They're neither pretty nor fragrant, but during the second quarter, Wall Street's earthiest industries - metals, forest products, and chemicals - came into full bloom.
Mutual funds that invest in basic materials stocks flourished during a broad shift from expensive growth stocks to cheap cyclicals. The "rotation" followed hints of revival in the global economy, especially in Asia.
Along with such sunny expectations came concerns of inflation, which hit the smoldering embers of commodity prices like gasoline.

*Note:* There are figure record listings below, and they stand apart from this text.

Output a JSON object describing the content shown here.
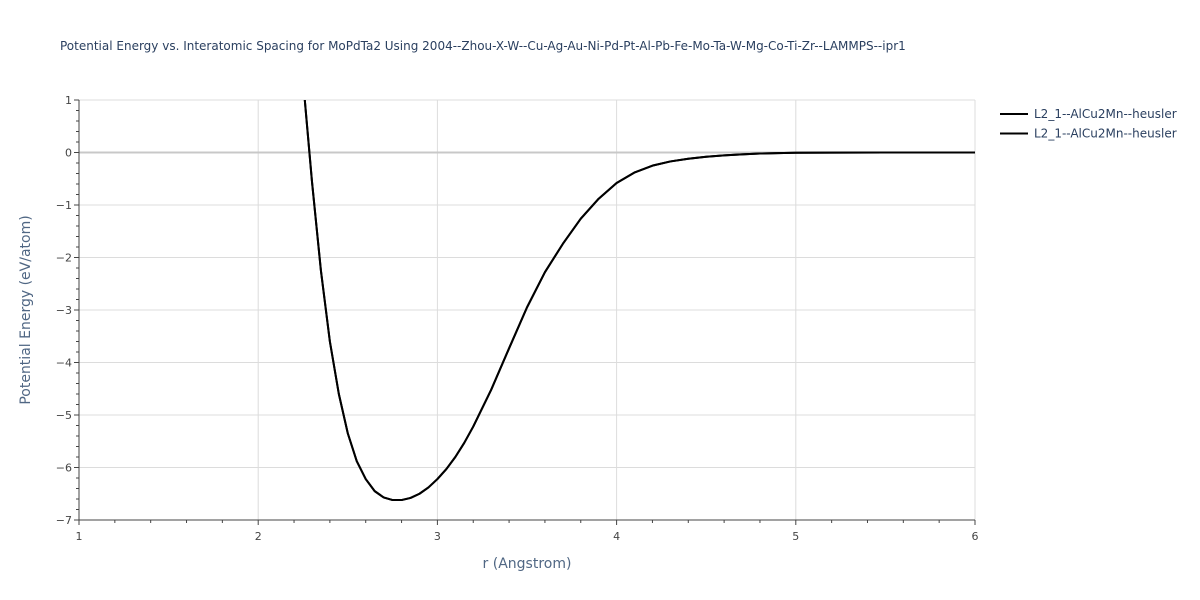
{
  "chart_data": {
    "type": "line",
    "title": "Potential Energy vs. Interatomic Spacing for MoPdTa2 Using 2004--Zhou-X-W--Cu-Ag-Au-Ni-Pd-Pt-Al-Pb-Fe-Mo-Ta-W-Mg-Co-Ti-Zr--LAMMPS--ipr1",
    "xlabel": "r (Angstrom)",
    "ylabel": "Potential Energy (eV/atom)",
    "xlim": [
      1,
      6
    ],
    "ylim": [
      -7,
      1
    ],
    "xticks": [
      1,
      2,
      3,
      4,
      5,
      6
    ],
    "yticks": [
      -7,
      -6,
      -5,
      -4,
      -3,
      -2,
      -1,
      0,
      1
    ],
    "xtick_labels": [
      "1",
      "2",
      "3",
      "4",
      "5",
      "6"
    ],
    "ytick_labels": [
      "−7",
      "−6",
      "−5",
      "−4",
      "−3",
      "−2",
      "−1",
      "0",
      "1"
    ],
    "grid": true,
    "legend_position": "top-right",
    "series": [
      {
        "name": "L2_1--AlCu2Mn--heusler",
        "color": "#000000",
        "x": [
          2.26,
          2.3,
          2.35,
          2.4,
          2.45,
          2.5,
          2.55,
          2.6,
          2.65,
          2.7,
          2.75,
          2.8,
          2.85,
          2.9,
          2.95,
          3.0,
          3.05,
          3.1,
          3.15,
          3.2,
          3.3,
          3.4,
          3.5,
          3.6,
          3.7,
          3.8,
          3.9,
          4.0,
          4.1,
          4.2,
          4.3,
          4.4,
          4.5,
          4.6,
          4.7,
          4.8,
          4.9,
          5.0,
          5.2,
          5.5,
          6.0
        ],
        "y": [
          1.0,
          -0.55,
          -2.25,
          -3.6,
          -4.6,
          -5.35,
          -5.88,
          -6.22,
          -6.45,
          -6.57,
          -6.62,
          -6.62,
          -6.58,
          -6.5,
          -6.38,
          -6.22,
          -6.03,
          -5.8,
          -5.53,
          -5.22,
          -4.52,
          -3.73,
          -2.95,
          -2.28,
          -1.74,
          -1.26,
          -0.88,
          -0.58,
          -0.38,
          -0.25,
          -0.17,
          -0.12,
          -0.08,
          -0.055,
          -0.035,
          -0.02,
          -0.012,
          -0.006,
          -0.002,
          0.0,
          0.0
        ]
      },
      {
        "name": "L2_1--AlCu2Mn--heusler",
        "color": "#000000",
        "x": [
          2.26,
          2.3,
          2.35,
          2.4,
          2.45,
          2.5,
          2.55,
          2.6,
          2.65,
          2.7,
          2.75,
          2.8,
          2.85,
          2.9,
          2.95,
          3.0,
          3.05,
          3.1,
          3.15,
          3.2,
          3.3,
          3.4,
          3.5,
          3.6,
          3.7,
          3.8,
          3.9,
          4.0,
          4.1,
          4.2,
          4.3,
          4.4,
          4.5,
          4.6,
          4.7,
          4.8,
          4.9,
          5.0,
          5.2,
          5.5,
          6.0
        ],
        "y": [
          1.0,
          -0.55,
          -2.25,
          -3.6,
          -4.6,
          -5.35,
          -5.88,
          -6.22,
          -6.45,
          -6.57,
          -6.62,
          -6.62,
          -6.58,
          -6.5,
          -6.38,
          -6.22,
          -6.03,
          -5.8,
          -5.53,
          -5.22,
          -4.52,
          -3.73,
          -2.95,
          -2.28,
          -1.74,
          -1.26,
          -0.88,
          -0.58,
          -0.38,
          -0.25,
          -0.17,
          -0.12,
          -0.08,
          -0.055,
          -0.035,
          -0.02,
          -0.012,
          -0.006,
          -0.002,
          0.0,
          0.0
        ]
      }
    ]
  }
}
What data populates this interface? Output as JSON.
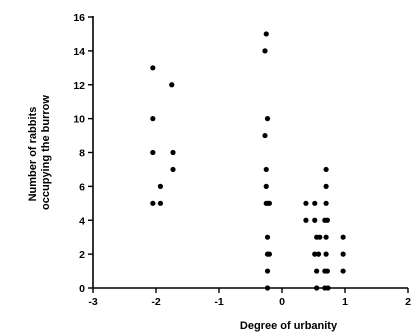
{
  "chart_data": {
    "type": "scatter",
    "title": "",
    "xlabel": "Degree of urbanity",
    "ylabel_lines": [
      "Number of rabbits",
      "occupying the burrow"
    ],
    "xlim": [
      -3,
      2
    ],
    "ylim": [
      0,
      16
    ],
    "x_ticks": [
      -3,
      -2,
      -1,
      0,
      1,
      2
    ],
    "y_ticks": [
      0,
      2,
      4,
      6,
      8,
      10,
      12,
      14,
      16
    ],
    "x_tick_labels": [
      "-3",
      "-2",
      "-1",
      "0",
      "1",
      "2"
    ],
    "y_tick_labels": [
      "0",
      "2",
      "4",
      "6",
      "8",
      "10",
      "12",
      "14",
      "16"
    ],
    "grid": false,
    "marker_color": "#000000",
    "series": [
      {
        "points": [
          [
            -2.05,
            13
          ],
          [
            -2.05,
            10
          ],
          [
            -2.05,
            8
          ],
          [
            -2.05,
            5
          ],
          [
            -1.93,
            6
          ],
          [
            -1.93,
            5
          ],
          [
            -1.75,
            12
          ],
          [
            -1.73,
            8
          ],
          [
            -1.73,
            7
          ],
          [
            -0.25,
            15
          ],
          [
            -0.27,
            14
          ],
          [
            -0.23,
            10
          ],
          [
            -0.27,
            9
          ],
          [
            -0.25,
            7
          ],
          [
            -0.25,
            6
          ],
          [
            -0.25,
            5
          ],
          [
            -0.22,
            5
          ],
          [
            -0.2,
            5
          ],
          [
            -0.23,
            3
          ],
          [
            -0.23,
            2
          ],
          [
            -0.2,
            2
          ],
          [
            -0.23,
            1
          ],
          [
            -0.23,
            0
          ],
          [
            0.38,
            5
          ],
          [
            0.52,
            5
          ],
          [
            0.38,
            4
          ],
          [
            0.52,
            4
          ],
          [
            0.55,
            3
          ],
          [
            0.6,
            3
          ],
          [
            0.52,
            2
          ],
          [
            0.58,
            2
          ],
          [
            0.55,
            1
          ],
          [
            0.55,
            0
          ],
          [
            0.7,
            7
          ],
          [
            0.7,
            6
          ],
          [
            0.7,
            5
          ],
          [
            0.68,
            4
          ],
          [
            0.72,
            4
          ],
          [
            0.7,
            3
          ],
          [
            0.7,
            2
          ],
          [
            0.68,
            1
          ],
          [
            0.72,
            1
          ],
          [
            0.68,
            0
          ],
          [
            0.73,
            0
          ],
          [
            0.97,
            3
          ],
          [
            0.97,
            2
          ],
          [
            0.97,
            1
          ]
        ]
      }
    ]
  }
}
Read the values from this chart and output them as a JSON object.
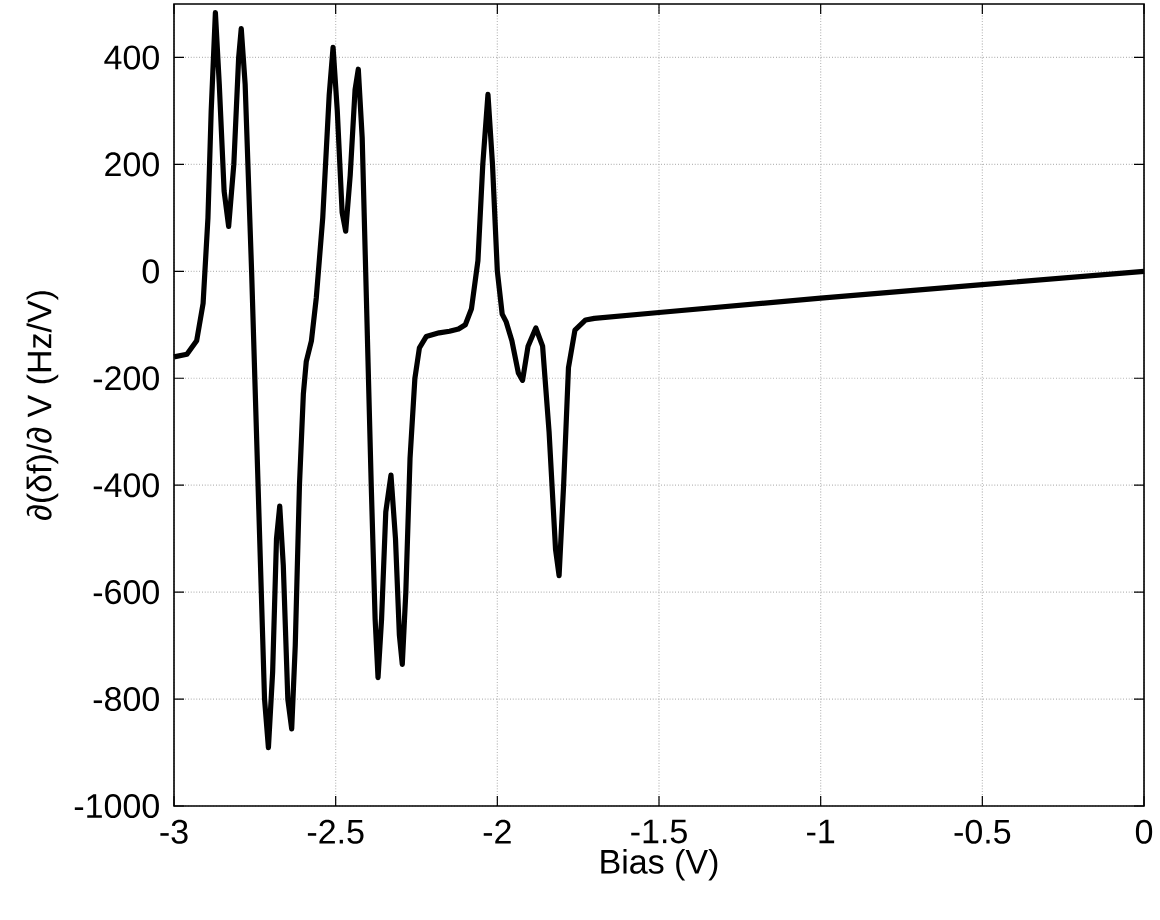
{
  "chart_data": {
    "type": "line",
    "xlabel": "Bias (V)",
    "ylabel": "∂(δf)/∂ V (Hz/V)",
    "xlim": [
      -3,
      0
    ],
    "ylim": [
      -1000,
      500
    ],
    "xticks": [
      -3,
      -2.5,
      -2,
      -1.5,
      -1,
      -0.5,
      0
    ],
    "yticks": [
      -1000,
      -800,
      -600,
      -400,
      -200,
      0,
      200,
      400
    ],
    "grid": true,
    "marker": "none",
    "line_style": "solid",
    "series": [
      {
        "color": "#000000",
        "x": [
          -3,
          -2.96,
          -2.93,
          -2.91,
          -2.895,
          -2.885,
          -2.872,
          -2.86,
          -2.845,
          -2.831,
          -2.815,
          -2.8,
          -2.792,
          -2.78,
          -2.76,
          -2.74,
          -2.72,
          -2.708,
          -2.695,
          -2.683,
          -2.673,
          -2.662,
          -2.648,
          -2.636,
          -2.625,
          -2.612,
          -2.6,
          -2.591,
          -2.575,
          -2.56,
          -2.54,
          -2.52,
          -2.508,
          -2.495,
          -2.48,
          -2.469,
          -2.455,
          -2.44,
          -2.43,
          -2.418,
          -2.405,
          -2.39,
          -2.378,
          -2.369,
          -2.358,
          -2.345,
          -2.329,
          -2.315,
          -2.303,
          -2.294,
          -2.283,
          -2.27,
          -2.255,
          -2.241,
          -2.22,
          -2.18,
          -2.148,
          -2.12,
          -2.099,
          -2.08,
          -2.06,
          -2.045,
          -2.029,
          -2.015,
          -2.0,
          -1.985,
          -1.973,
          -1.955,
          -1.935,
          -1.922,
          -1.905,
          -1.881,
          -1.86,
          -1.84,
          -1.82,
          -1.809,
          -1.795,
          -1.78,
          -1.76,
          -1.727,
          -1.7,
          -1.5,
          -1,
          -0.5,
          0
        ],
        "values": [
          -160,
          -155,
          -130,
          -60,
          100,
          300,
          484,
          350,
          150,
          84,
          200,
          400,
          454,
          350,
          0,
          -400,
          -800,
          -891,
          -750,
          -500,
          -439,
          -550,
          -800,
          -856,
          -700,
          -400,
          -230,
          -169,
          -130,
          -50,
          100,
          330,
          419,
          300,
          110,
          75,
          180,
          340,
          378,
          250,
          -50,
          -400,
          -650,
          -760,
          -650,
          -450,
          -381,
          -500,
          -680,
          -735,
          -600,
          -350,
          -200,
          -143,
          -122,
          -115,
          -112,
          -108,
          -100,
          -70,
          20,
          200,
          331,
          200,
          0,
          -80,
          -94,
          -130,
          -190,
          -204,
          -140,
          -106,
          -140,
          -300,
          -520,
          -569,
          -400,
          -180,
          -110,
          -91,
          -88,
          -77,
          -50,
          -25,
          0
        ]
      }
    ]
  }
}
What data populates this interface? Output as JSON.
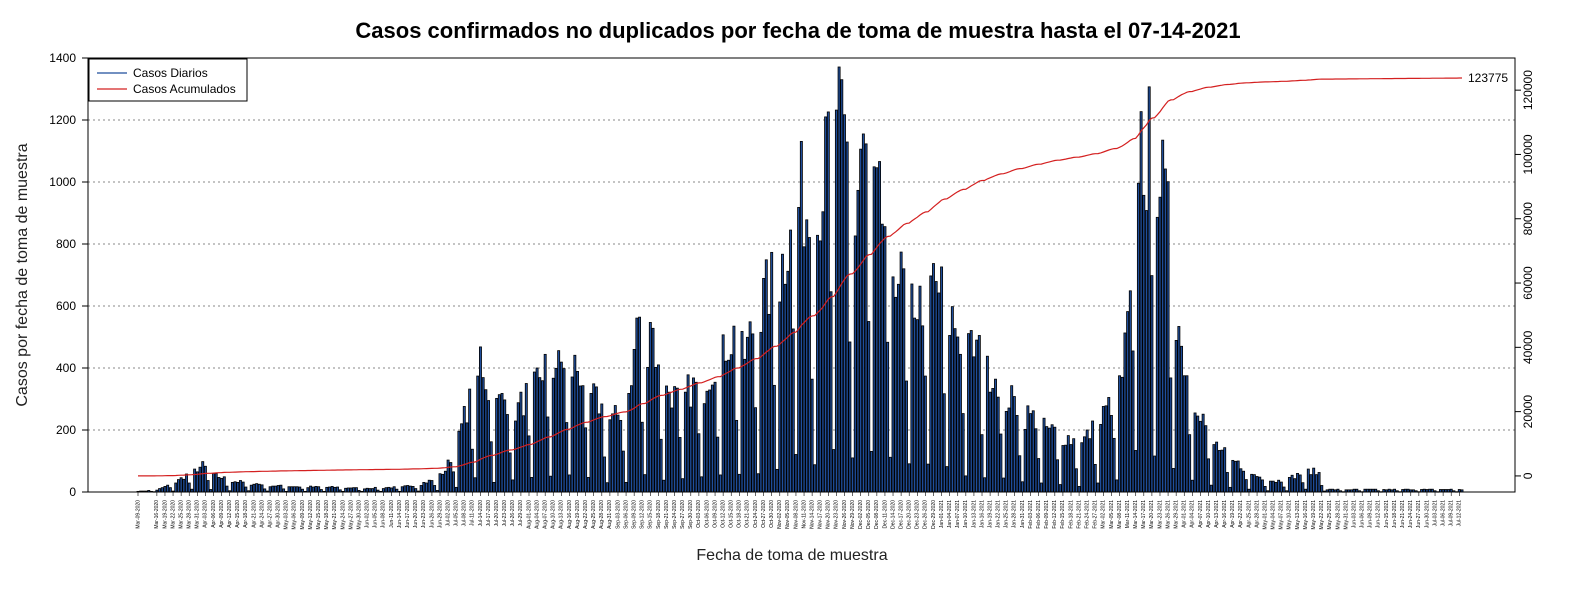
{
  "chart_data": {
    "type": "bar",
    "title": "Casos confirmados no duplicados por fecha de toma de muestra hasta el 07-14-2021",
    "xlabel": "Fecha de toma de muestra",
    "ylabel": "Casos por fecha de toma de muestra",
    "ylim": [
      0,
      1400
    ],
    "y_ticks": [
      0,
      200,
      400,
      600,
      800,
      1000,
      1200,
      1400
    ],
    "y2lim": [
      -5000,
      130000
    ],
    "y2_ticks": [
      0,
      20000,
      40000,
      60000,
      80000,
      100000,
      120000
    ],
    "grid": "horizontal-dotted",
    "legend_position": "top-left",
    "start_date": "2020-03-09",
    "end_date": "2021-07-13",
    "final_cumulative_label": "123775",
    "tick_labels": [
      "Mar-09-2020",
      "Mar-16-2020",
      "Mar-19-2020",
      "Mar-22-2020",
      "Mar-25-2020",
      "Mar-28-2020",
      "Mar-31-2020",
      "Apr-03-2020",
      "Apr-06-2020",
      "Apr-09-2020",
      "Apr-12-2020",
      "Apr-15-2020",
      "Apr-18-2020",
      "Apr-21-2020",
      "Apr-24-2020",
      "Apr-27-2020",
      "Apr-30-2020",
      "May-03-2020",
      "May-06-2020",
      "May-09-2020",
      "May-12-2020",
      "May-15-2020",
      "May-18-2020",
      "May-21-2020",
      "May-24-2020",
      "May-27-2020",
      "May-30-2020",
      "Jun-02-2020",
      "Jun-05-2020",
      "Jun-08-2020",
      "Jun-11-2020",
      "Jun-14-2020",
      "Jun-17-2020",
      "Jun-20-2020",
      "Jun-23-2020",
      "Jun-26-2020",
      "Jun-29-2020",
      "Jul-02-2020",
      "Jul-05-2020",
      "Jul-08-2020",
      "Jul-11-2020",
      "Jul-14-2020",
      "Jul-17-2020",
      "Jul-20-2020",
      "Jul-23-2020",
      "Jul-26-2020",
      "Jul-29-2020",
      "Aug-01-2020",
      "Aug-04-2020",
      "Aug-07-2020",
      "Aug-10-2020",
      "Aug-13-2020",
      "Aug-16-2020",
      "Aug-19-2020",
      "Aug-22-2020",
      "Aug-25-2020",
      "Aug-28-2020",
      "Aug-31-2020",
      "Sep-03-2020",
      "Sep-06-2020",
      "Sep-09-2020",
      "Sep-12-2020",
      "Sep-15-2020",
      "Sep-18-2020",
      "Sep-21-2020",
      "Sep-24-2020",
      "Sep-27-2020",
      "Sep-30-2020",
      "Oct-03-2020",
      "Oct-06-2020",
      "Oct-09-2020",
      "Oct-12-2020",
      "Oct-15-2020",
      "Oct-18-2020",
      "Oct-21-2020",
      "Oct-24-2020",
      "Oct-27-2020",
      "Oct-30-2020",
      "Nov-02-2020",
      "Nov-05-2020",
      "Nov-08-2020",
      "Nov-11-2020",
      "Nov-14-2020",
      "Nov-17-2020",
      "Nov-20-2020",
      "Nov-23-2020",
      "Nov-26-2020",
      "Nov-29-2020",
      "Dec-02-2020",
      "Dec-05-2020",
      "Dec-08-2020",
      "Dec-11-2020",
      "Dec-14-2020",
      "Dec-17-2020",
      "Dec-20-2020",
      "Dec-23-2020",
      "Dec-26-2020",
      "Dec-29-2020",
      "Jan-01-2021",
      "Jan-04-2021",
      "Jan-07-2021",
      "Jan-10-2021",
      "Jan-13-2021",
      "Jan-16-2021",
      "Jan-19-2021",
      "Jan-22-2021",
      "Jan-25-2021",
      "Jan-28-2021",
      "Jan-31-2021",
      "Feb-03-2021",
      "Feb-06-2021",
      "Feb-09-2021",
      "Feb-12-2021",
      "Feb-15-2021",
      "Feb-18-2021",
      "Feb-21-2021",
      "Feb-24-2021",
      "Feb-27-2021",
      "Mar-02-2021",
      "Mar-05-2021",
      "Mar-08-2021",
      "Mar-11-2021",
      "Mar-14-2021",
      "Mar-17-2021",
      "Mar-20-2021",
      "Mar-23-2021",
      "Mar-26-2021",
      "Mar-29-2021",
      "Apr-01-2021",
      "Apr-04-2021",
      "Apr-07-2021",
      "Apr-10-2021",
      "Apr-13-2021",
      "Apr-16-2021",
      "Apr-19-2021",
      "Apr-22-2021",
      "Apr-25-2021",
      "Apr-28-2021",
      "May-01-2021",
      "May-04-2021",
      "May-07-2021",
      "May-10-2021",
      "May-13-2021",
      "May-16-2021",
      "May-19-2021",
      "May-22-2021",
      "May-25-2021",
      "May-28-2021",
      "May-31-2021",
      "Jun-03-2021",
      "Jun-06-2021",
      "Jun-09-2021",
      "Jun-12-2021",
      "Jun-15-2021",
      "Jun-18-2021",
      "Jun-21-2021",
      "Jun-24-2021",
      "Jun-27-2021",
      "Jun-30-2021",
      "Jul-03-2021",
      "Jul-06-2021",
      "Jul-09-2021",
      "Jul-12-2021"
    ],
    "anchors": [
      [
        0,
        2
      ],
      [
        7,
        6
      ],
      [
        14,
        32
      ],
      [
        20,
        65
      ],
      [
        24,
        85
      ],
      [
        28,
        55
      ],
      [
        35,
        35
      ],
      [
        42,
        28
      ],
      [
        50,
        20
      ],
      [
        58,
        18
      ],
      [
        66,
        16
      ],
      [
        74,
        15
      ],
      [
        82,
        12
      ],
      [
        90,
        13
      ],
      [
        98,
        16
      ],
      [
        104,
        25
      ],
      [
        110,
        40
      ],
      [
        114,
        70
      ],
      [
        118,
        150
      ],
      [
        122,
        270
      ],
      [
        125,
        330
      ],
      [
        127,
        440
      ],
      [
        130,
        330
      ],
      [
        133,
        290
      ],
      [
        137,
        300
      ],
      [
        141,
        270
      ],
      [
        145,
        320
      ],
      [
        149,
        380
      ],
      [
        153,
        440
      ],
      [
        156,
        400
      ],
      [
        159,
        430
      ],
      [
        163,
        400
      ],
      [
        168,
        320
      ],
      [
        172,
        270
      ],
      [
        176,
        230
      ],
      [
        180,
        270
      ],
      [
        183,
        340
      ],
      [
        185,
        560
      ],
      [
        188,
        430
      ],
      [
        190,
        590
      ],
      [
        193,
        380
      ],
      [
        196,
        340
      ],
      [
        200,
        300
      ],
      [
        205,
        330
      ],
      [
        210,
        360
      ],
      [
        215,
        430
      ],
      [
        219,
        490
      ],
      [
        222,
        510
      ],
      [
        225,
        440
      ],
      [
        229,
        560
      ],
      [
        233,
        640
      ],
      [
        237,
        700
      ],
      [
        240,
        760
      ],
      [
        243,
        1000
      ],
      [
        246,
        960
      ],
      [
        249,
        880
      ],
      [
        252,
        900
      ],
      [
        255,
        1050
      ],
      [
        257,
        1180
      ],
      [
        259,
        1150
      ],
      [
        261,
        1200
      ],
      [
        263,
        1100
      ],
      [
        266,
        870
      ],
      [
        268,
        1080
      ],
      [
        271,
        1050
      ],
      [
        274,
        930
      ],
      [
        277,
        860
      ],
      [
        280,
        770
      ],
      [
        283,
        680
      ],
      [
        287,
        640
      ],
      [
        290,
        600
      ],
      [
        294,
        700
      ],
      [
        298,
        640
      ],
      [
        302,
        560
      ],
      [
        305,
        500
      ],
      [
        308,
        470
      ],
      [
        311,
        460
      ],
      [
        315,
        400
      ],
      [
        319,
        370
      ],
      [
        322,
        310
      ],
      [
        326,
        280
      ],
      [
        330,
        250
      ],
      [
        334,
        230
      ],
      [
        338,
        200
      ],
      [
        342,
        190
      ],
      [
        346,
        170
      ],
      [
        350,
        160
      ],
      [
        354,
        200
      ],
      [
        358,
        250
      ],
      [
        362,
        300
      ],
      [
        365,
        380
      ],
      [
        368,
        600
      ],
      [
        371,
        1180
      ],
      [
        374,
        1050
      ],
      [
        376,
        1200
      ],
      [
        378,
        1100
      ],
      [
        381,
        920
      ],
      [
        383,
        800
      ],
      [
        385,
        620
      ],
      [
        387,
        460
      ],
      [
        389,
        400
      ],
      [
        392,
        320
      ],
      [
        395,
        240
      ],
      [
        398,
        170
      ],
      [
        402,
        130
      ],
      [
        406,
        100
      ],
      [
        410,
        80
      ],
      [
        414,
        55
      ],
      [
        418,
        42
      ],
      [
        422,
        35
      ],
      [
        426,
        40
      ],
      [
        430,
        55
      ],
      [
        434,
        70
      ],
      [
        438,
        60
      ],
      [
        441,
        8
      ]
    ],
    "cumulative_key_points": [
      [
        "Mar-09-2020",
        0
      ],
      [
        "Jun-24-2020",
        2000
      ],
      [
        "Aug-28-2020",
        20000
      ],
      [
        "Oct-27-2020",
        40000
      ],
      [
        "Nov-26-2020",
        60000
      ],
      [
        "Jan-01-2021",
        80000
      ],
      [
        "Mar-30-2021",
        100000
      ],
      [
        "May-07-2021",
        120000
      ],
      [
        "Jul-13-2021",
        123775
      ]
    ],
    "series": [
      {
        "name": "Casos Diarios",
        "color": "#1f4e9c",
        "outline": "#000000"
      },
      {
        "name": "Casos Acumulados",
        "color": "#d42020"
      }
    ]
  }
}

As commodity prices flared, mutual funds that invest in commodity producers bolted upward from a long sleep. A jump in the price of oil, for instance, lifted oil-service stocks by more than 30 percent in the second quarter.
But despite continued signs of foreign strength, funds that invest in basic materials producers might have already seen most of their gains for the foreseeable future, say equity analysts.
Investors might have overloaded on commodity producer stocks.
"This group has been on its back for so long, that when there was a rotational move, investors and analysts realized how cheap they were and everyone had to have the shares," says Tore Stole, paper and basic industries analyst at A.G. Edwards in St. Louis. "I think people realize they shouldn't have ignored the sector for so long," he says.
Hereafter, "it's a slow rebuilding," says James Wilbur, chemical sector analyst for Salomon Smith Barney. "For more gains, we see it as clawing our way up rather than bouncing our way up," he says.